Biden’s campaign promise: “No more subsidies for the fossil fuel industry. No more drilling including offshore. No ability for the oil industry to continue to drill period. It ends.”

That President Biden is now asking the U.S. oil industry to produce more is ironic after taking steps to do just the opposite. Further, he has little understanding of the workings of the industry when he stated: “U.S. producers “have 9,000 permits to drill now — they can be drilling right now, yesterday last week, last year. They have 9,000 to drill onshore that are already approved. So let me be clear, let me be clear: they are not using them for production now.” 

What Biden is probably referring to are leases, not permits. A mineral lease is the exclusive rights to the mineral resources under a tract of land or seafloor that are awarded to the high bidders in competitive lease sales. Federal leases generally have 5 to 10 year primary terms, in which the winning lease holder pays rents to hold the lease. Once the lease holder receives permission to perform the appropriate exploratory tests and sets up the required infrastructure for drilling, the leaseholder applies for further permits to drill wells. Permits are good for two years, with the possibility of a two-year extension. Once the wells are producing, the leaseholder must pay royalties on the product(s) produced.

In the fall of 2020, with Biden leading in the polls, oil and gas companies filed for permits and permit renewals, mostly in New Mexico and Wyoming, where much of the drilling on federal lands takes place, realizing that the nation will still need oil and gas for many years into the future and aided by speedier permitting approvals under the Trump Administration. They were responding to fears that Biden’s pledges to have no “drilling, period” might prove true. Processing times for completed applications to the Bureau of Land Management (BLM) dropped from almost 140 days on average in the last year of Obama’s administration to 44 days in fiscal year 2019 under Trump-. Companies submitted more than 3,000 drilling permit applications in a three-month period that included the election. Department of Interior officials approved almost 1,400 drilling applications, which is the highest number of approvals for that amount of time during Trump’s four-year term.

Source: Associated Press

However, while the Biden Administration continued to approve drilling permits, the rate of approval declined most likely due to an agency pivot toward Biden’s climate agenda and a continuation of his Administration’s war on the oil and gas industry. The drop was especially dramatic in August, according to BLM data. BLM issued 171 drilling permit applications in August—a 75 percent drop since April, when it approved 671 permits. The approvals remained more than 50 percent less than the April approvals for the rest of the calendar year as the graph below shows.

Source: BLM

The slowdown in approvals shows the Biden administration began curtailing oil and gas permitting in the summer to focus mainly on renewable energy development as COP26 was just a few months away. The data suggest the administration wants to show that it is meeting its obligation to issue permits for existing leases while avoiding further legal challenges so that it can turn toward implementing its climate agenda.

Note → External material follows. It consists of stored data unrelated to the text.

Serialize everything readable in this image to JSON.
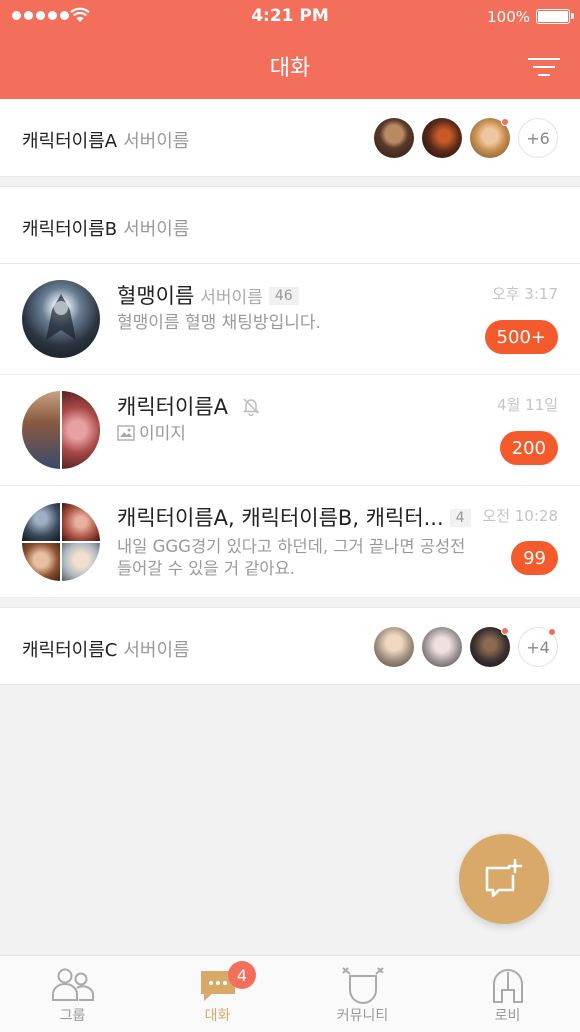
{
  "status": {
    "time": "4:21 PM",
    "battery": "100%"
  },
  "header": {
    "title": "대화"
  },
  "groups": [
    {
      "name": "캐릭터이름A",
      "server": "서버이름",
      "more": "+6"
    },
    {
      "name": "캐릭터이름B",
      "server": "서버이름"
    },
    {
      "name": "캐릭터이름C",
      "server": "서버이름",
      "more": "+4"
    }
  ],
  "chats": [
    {
      "name": "혈맹이름",
      "server": "서버이름",
      "count": "46",
      "time": "오후 3:17",
      "message": "혈맹이름 혈맹 채팅방입니다.",
      "badge": "500+"
    },
    {
      "name": "캐릭터이름A",
      "time": "4월 11일",
      "message": "이미지",
      "badge": "200"
    },
    {
      "name": "캐릭터이름A, 캐릭터이름B, 캐릭터...",
      "count": "4",
      "time": "오전 10:28",
      "message_line1": "내일 GGG경기 있다고 하던데, 그거 끝나면 공성전",
      "message_line2": "들어갈 수 있을 거 같아요.",
      "badge": "99"
    }
  ],
  "tabs": [
    {
      "label": "그룹"
    },
    {
      "label": "대화",
      "badge": "4"
    },
    {
      "label": "커뮤니티"
    },
    {
      "label": "로비"
    }
  ],
  "colors": {
    "accent": "#f36f5c",
    "gold": "#d9a96a",
    "badge": "#f55a2c"
  }
}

The following chart from BLM shows the increasing time to approve a permit in FY 2021 from FY 2020, with the average increasing by 30 days—from 59 to 89. Also note that almost 4 months of FY 2021 was when the Trump administration was processing the voluminous number of permit applications that were filed in the fall of 2020 as noted above.

Source: BLM

A further delay in permit approvals for oil and gas drilling can be expected. More recently, the Interior Department indicated that permits to drill for oil and gas on U.S. public land will be delayed due to a federal judge ruling against the Biden administration’s estimates of the social costs of greenhouse gas emissions. A Biden executive order in 2021 directed federal agencies to weigh environmental permitting and regulatory decisions by considering a metric for estimating the societal costs from carbon dioxide associated with those moves. A Louisiana-based federal district judge in February blocked federal agencies from using that “social cost of carbon” plan, following a lawsuit by Louisiana and other states challenging the way it was imposed. The social cost of carbon is a government creation that seeks to assess the costs and benefits of a project based upon its potential impact on carbon dioxide. The higher the number, the more government can justify its decision to oppose a fossil fuel project or action.

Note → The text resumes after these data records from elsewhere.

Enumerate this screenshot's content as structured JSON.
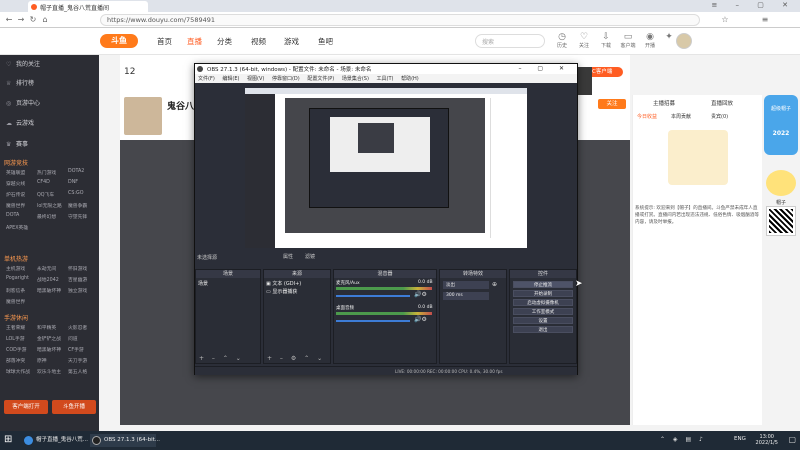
{
  "browser": {
    "tab_title": "帽子直播_鬼谷八荒直播间",
    "url": "https://www.douyu.com/7589491"
  },
  "header": {
    "logo": "斗鱼",
    "nav": [
      "首页",
      "直播",
      "分类",
      "视频",
      "游戏",
      "鱼吧"
    ],
    "search_placeholder": "搜索",
    "icons": [
      {
        "label": "历史",
        "icon": "clock-icon"
      },
      {
        "label": "关注",
        "icon": "heart-icon"
      },
      {
        "label": "下载",
        "icon": "download-icon"
      },
      {
        "label": "客户端",
        "icon": "monitor-icon"
      },
      {
        "label": "开播",
        "icon": "camera-icon"
      },
      {
        "label": "合作中心",
        "icon": "handshake-icon"
      }
    ],
    "badge": "4"
  },
  "sidebar": {
    "items": [
      "我的关注",
      "排行榜",
      "页游中心",
      "云游戏",
      "赛事"
    ],
    "groups": [
      {
        "title": "网游竞技",
        "cells": [
          "英雄联盟",
          "热门游戏",
          "DOTA2",
          "穿越火线",
          "CF4D",
          "DNF",
          "炉石传说",
          "QQ飞车",
          "CS:GO",
          "魔兽世界",
          "lol无限之路",
          "魔兽争霸",
          "DOTA",
          "最终幻想",
          "守望先锋",
          "APEX英雄"
        ]
      },
      {
        "title": "单机热游",
        "cells": [
          "主机游戏",
          "永劫无间",
          "怀旧游戏",
          "Pogaright",
          "战地2042",
          "吉星幽游",
          "刺客信条",
          "暗黑破坏神",
          "独立游戏",
          "魔兽世界"
        ]
      },
      {
        "title": "手游休闲",
        "cells": [
          "王者荣耀",
          "和平精英",
          "火影忍者",
          "LOL手游",
          "金铲铲之战",
          "问道",
          "COD手游",
          "暗黑破坏神",
          "CF手游",
          "部落冲突",
          "原神",
          "天刀手游",
          "球球大作战",
          "欢乐斗地主",
          "第五人格"
        ]
      }
    ],
    "buttons": [
      "客户端打开",
      "斗鱼开播"
    ]
  },
  "room": {
    "title": "鬼谷八荒",
    "tabs": [
      "主播招募",
      "直播回放",
      "粉丝榜",
      "贵宾"
    ],
    "subscribe": "关注",
    "pc_badge": "PC客户端"
  },
  "chat": {
    "tabs": [
      "今日收益",
      "本周贡献",
      "贵宾(0)",
      "粉丝团"
    ],
    "system_msg": "系统提示: 欢迎来到【帽子】的直播间。斗鱼严禁未成年人直播或打赏。直播间内若出现违法违规、低俗色情、吸烟酗酒等内容，请及时举报。"
  },
  "obs": {
    "title": "OBS 27.1.3 (64-bit, windows) - 配置文件: 未命名 - 场景: 未命名",
    "menu": [
      "文件(F)",
      "编辑(E)",
      "视图(V)",
      "停靠窗口(D)",
      "配置文件(P)",
      "场景集合(S)",
      "工具(T)",
      "帮助(H)"
    ],
    "docks": [
      "场景",
      "来源",
      "混音器",
      "转场特效",
      "控件"
    ],
    "scene": "场景",
    "sources": [
      "文本 (GDI+)",
      "显示器捕获"
    ],
    "mixer": [
      {
        "name": "麦克风/Aux",
        "db": "0.0 dB"
      },
      {
        "name": "桌面音频",
        "db": "0.0 dB"
      }
    ],
    "transition": "淡出",
    "duration": "300 ms",
    "controls": [
      "停止推流",
      "开始录制",
      "启动虚拟摄像机",
      "工作室模式",
      "设置",
      "退出"
    ],
    "status": "LIVE: 00:00:00   REC: 00:00:00   CPU: 0.4%, 30.00 fps",
    "no_source": "未选择源",
    "props": [
      "属性",
      "滤镜"
    ]
  },
  "widget": {
    "title": "超级帽子",
    "event": "2022",
    "name": "帽子"
  },
  "taskbar": {
    "apps": [
      "帽子直播_鬼谷八荒...",
      "OBS 27.1.3 (64-bit..."
    ],
    "lang": "ENG",
    "time": "13:00",
    "date": "2022/1/5"
  },
  "colors": {
    "accent": "#ff7a1a",
    "sidebar_bg": "#2c2d34",
    "obs_bg": "#2b2e38",
    "taskbar": "#1f2a36"
  }
}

Because the court ruling bars the federal government from adopting or relying on the metric, in the short term, the Biden administration argues it disrupts current work on federal drilling permits as well as new regulations. For instance, according to the Interior Department, the injunction is expected to lead to delays in permitting and leasing for federal oil and gas programs. The Justice Department told the court that at least 27 environmental reviews at the Interior Department are affected. “The injunction has halted work” on applications for permits to drill on “at least 18 wells on federal oil and gas leases in New Mexico.” Some have suggested this is a convenient excuse to justify further implementation of President Biden’s promises of “no drilling, period.” The Biden administration is currently sitting on over 4,000 unprocessed permit applications.

Conclusion

Department of Interior data show that the Biden administration is continuing its war against U.S. oil and gas companies by delaying permit approvals despite the rhetoric of Joe Biden and Jen Psaki that the administration has done nothing to affect lower U.S. oil output. BLM is clearly approving fewer permits to drill and taking longer to process a permit. And, according to the Interior Department, the industry can expect further delays as a judge tossed out the administration’s social cost of carbon metric.